Law of Peace(making) and the Right to have Rights

S. M. Field

Working Paper (July, 2017), [Versions 1 and 2].

Abstract [Version 1]

International law’s affirmation of the right to have rights, as crystallised by Hannah Arendt, came into being through international peacemaking processes.  The law as developed affirms everyone’s international legal standing as subjects of human rights. There is concomitant international legal obligation on states to affirm the same and make those rights effective in and  through their law-based organising frameworks.  It is this deprivation that often undergirds the broader rights deprivation that typifies the emergent context for peacemaking. Claims to have rights, in particular, to belong to a political community that makes rights effective, continue to drive the legal and layered human rights transformation at the epicentre of peacemaking. These may be sourced in the plurality of legalities that regulate and constitute peacemaking, in particular, international law. The human rights transformation begins with the  process.The transformation is often partial, however. Or in other words, the self constituting process transforms and silences.
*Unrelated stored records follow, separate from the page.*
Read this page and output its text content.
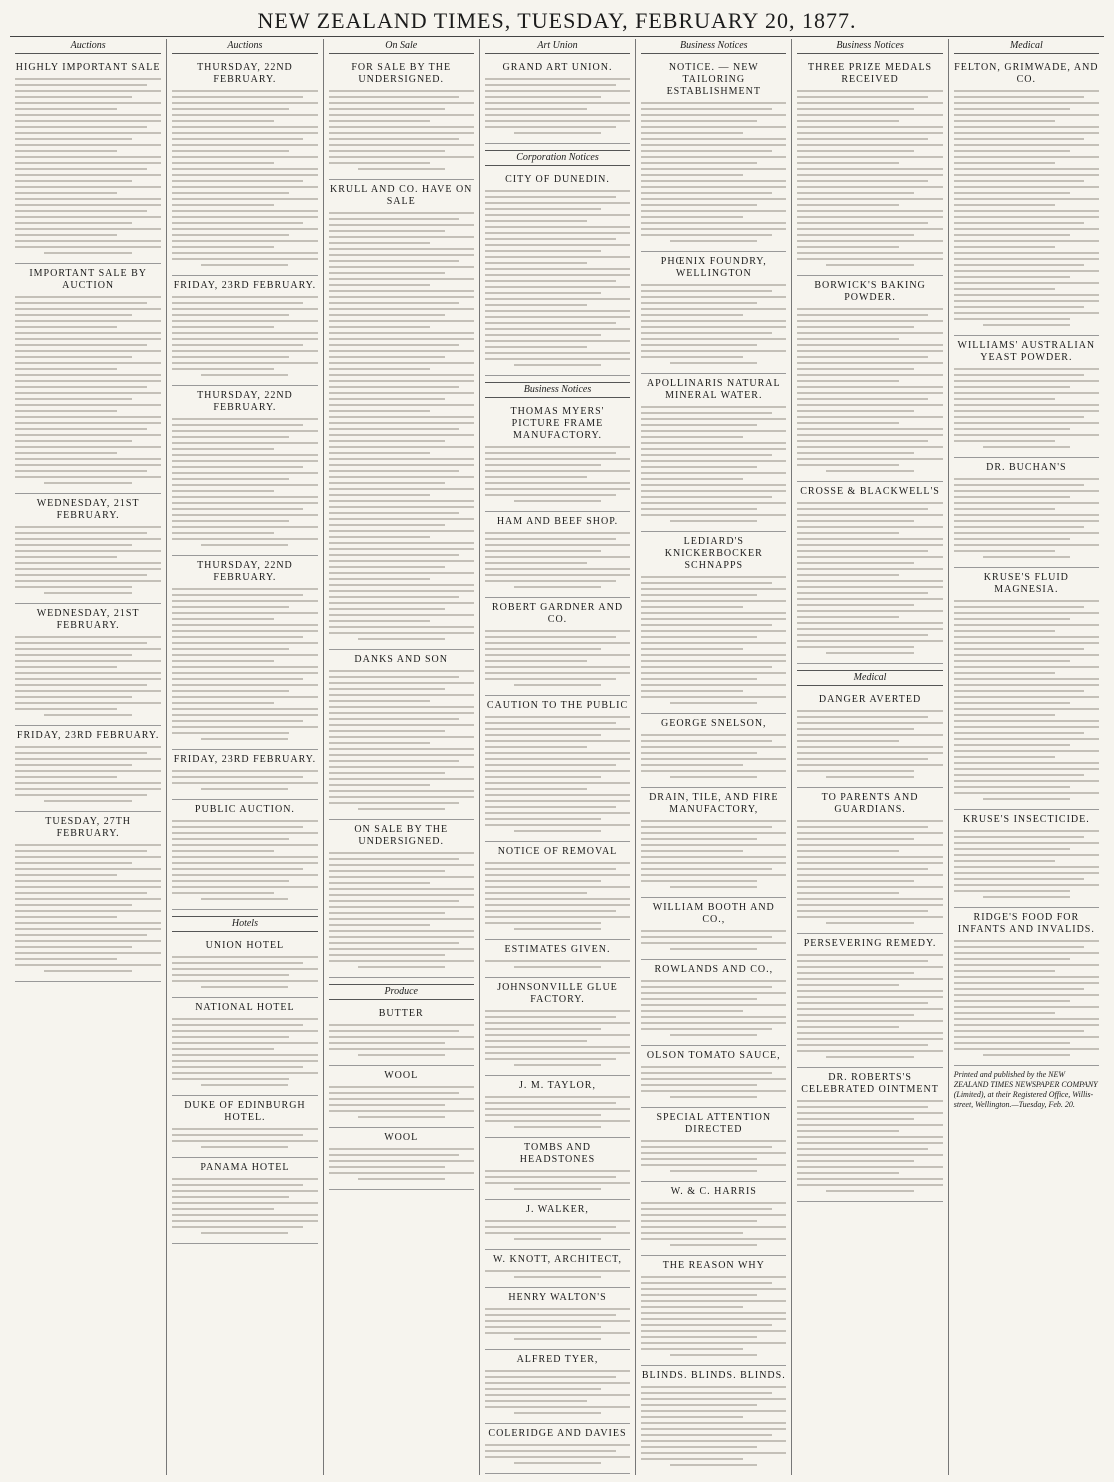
NEW ZEALAND TIMES, TUESDAY, FEBRUARY 20, 1877.
Auctions
HIGHLY IMPORTANT SALE
IMPORTANT SALE BY AUCTION
WEDNESDAY, 21ST FEBRUARY.
WEDNESDAY, 21ST FEBRUARY.
FRIDAY, 23RD FEBRUARY.
TUESDAY, 27TH FEBRUARY.
Auctions
THURSDAY, 22ND FEBRUARY.
FRIDAY, 23RD FEBRUARY.
THURSDAY, 22ND FEBRUARY.
THURSDAY, 22ND FEBRUARY.
FRIDAY, 23RD FEBRUARY.
PUBLIC AUCTION.
Hotels
UNION HOTEL
NATIONAL HOTEL
DUKE OF EDINBURGH HOTEL.
PANAMA HOTEL
On Sale
FOR SALE BY THE UNDERSIGNED.
KRULL AND CO. HAVE ON SALE
DANKS AND SON
ON SALE BY THE UNDERSIGNED.
Produce
BUTTER
WOOL
WOOL
Art Union
GRAND ART UNION.
Corporation Notices
CITY OF DUNEDIN.
Business Notices
THOMAS MYERS' PICTURE FRAME MANUFACTORY.
HAM AND BEEF SHOP.
ROBERT GARDNER AND CO.
CAUTION TO THE PUBLIC
NOTICE OF REMOVAL
ESTIMATES GIVEN.
JOHNSONVILLE GLUE FACTORY.
J. M. TAYLOR,
TOMBS AND HEADSTONES
J. WALKER,
W. KNOTT, ARCHITECT,
HENRY WALTON'S
ALFRED TYER,
COLERIDGE AND DAVIES
Business Notices
NOTICE. — NEW TAILORING ESTABLISHMENT
PHŒNIX FOUNDRY, WELLINGTON
APOLLINARIS NATURAL MINERAL WATER.
LEDIARD'S KNICKERBOCKER SCHNAPPS
GEORGE SNELSON,
DRAIN, TILE, AND FIRE MANUFACTORY,
WILLIAM BOOTH AND CO.,
ROWLANDS AND CO.,
OLSON TOMATO SAUCE,
SPECIAL ATTENTION DIRECTED
W. & C. HARRIS
THE REASON WHY
BLINDS. BLINDS. BLINDS.
Business Notices
THREE PRIZE MEDALS RECEIVED
BORWICK'S BAKING POWDER.
CROSSE & BLACKWELL'S
Medical
DANGER AVERTED
TO PARENTS AND GUARDIANS.
PERSEVERING REMEDY.
DR. ROBERTS'S CELEBRATED OINTMENT
Medical
FELTON, GRIMWADE, AND CO.
WILLIAMS' AUSTRALIAN YEAST POWDER.
DR. BUCHAN'S
KRUSE'S FLUID MAGNESIA.
KRUSE'S INSECTICIDE.
RIDGE'S FOOD FOR INFANTS AND INVALIDS.
Printed and published by the NEW ZEALAND TIMES NEWSPAPER COMPANY (Limited), at their Registered Office, Willis-street, Wellington.—Tuesday, Feb. 20.
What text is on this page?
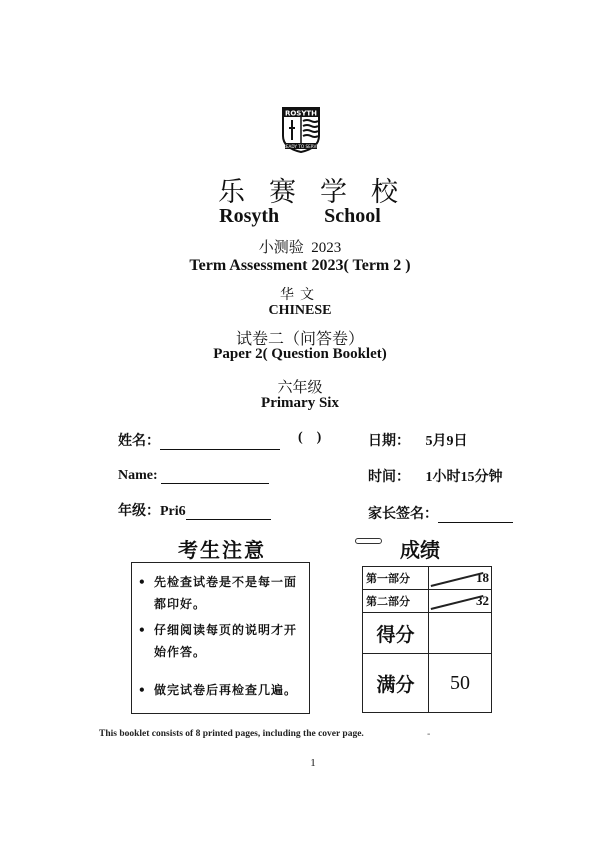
ROSYTH
READY TO SERVE
乐赛学校
Rosyth   School
小测验  2023
Term Assessment 2023( Term 2 )
华文
CHINESE
试卷二（问答卷）
Paper 2( Question Booklet)
六年级
Primary Six
姓名：	(    )
Name:
年级：Pri6
日期： 5月9日
时间： 1小时15分钟
家长签名：
考生注意
• 先检查试卷是不是每一面都印好。
• 仔细阅读每页的说明才开始作答。
• 做完试卷后再检查几遍。
成绩
第一部分	18
第二部分	32
得分	
满分	50
This booklet consists of 8 printed pages, including the cover page.	-
1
This paper aims to probe the applicability and performativity of the right to take part in the sui generis lawmaking process as a particular expression of the right to have rights, and thereby support the process of deepening  its ‘radical progressive potential’ as imagined by Christine Bell.

Abstract [Version 2] 

International law’s affirmation of the right to have rights, as crystallised by Hannah Arendt, came into being through international peacemaking processes.  The law as developed affirms everyone’s international legal standing and agency as subjects of human rights. Claims to have rights, in particular, to belong to a political community that makes rights effective in and  through its law-based organising framework, continues to drive the legal and layered human rights transformation at the epicentre of peacemaking. The process transforms and silences, however. Women’s international legal standing and agency as subjects of human rights is often trebly negated: partially fulfilled, if at all; eclipsed by bodily and sexualised harm; and subject to pacification.  Is this justified from the perspective of the pursuance of peace?  Or is it revealing of broader subjugation?  This paper interrogates these two questions by probing the applicability and performativity of the right to have rights in the successive processes that constitute peacemaking more generally.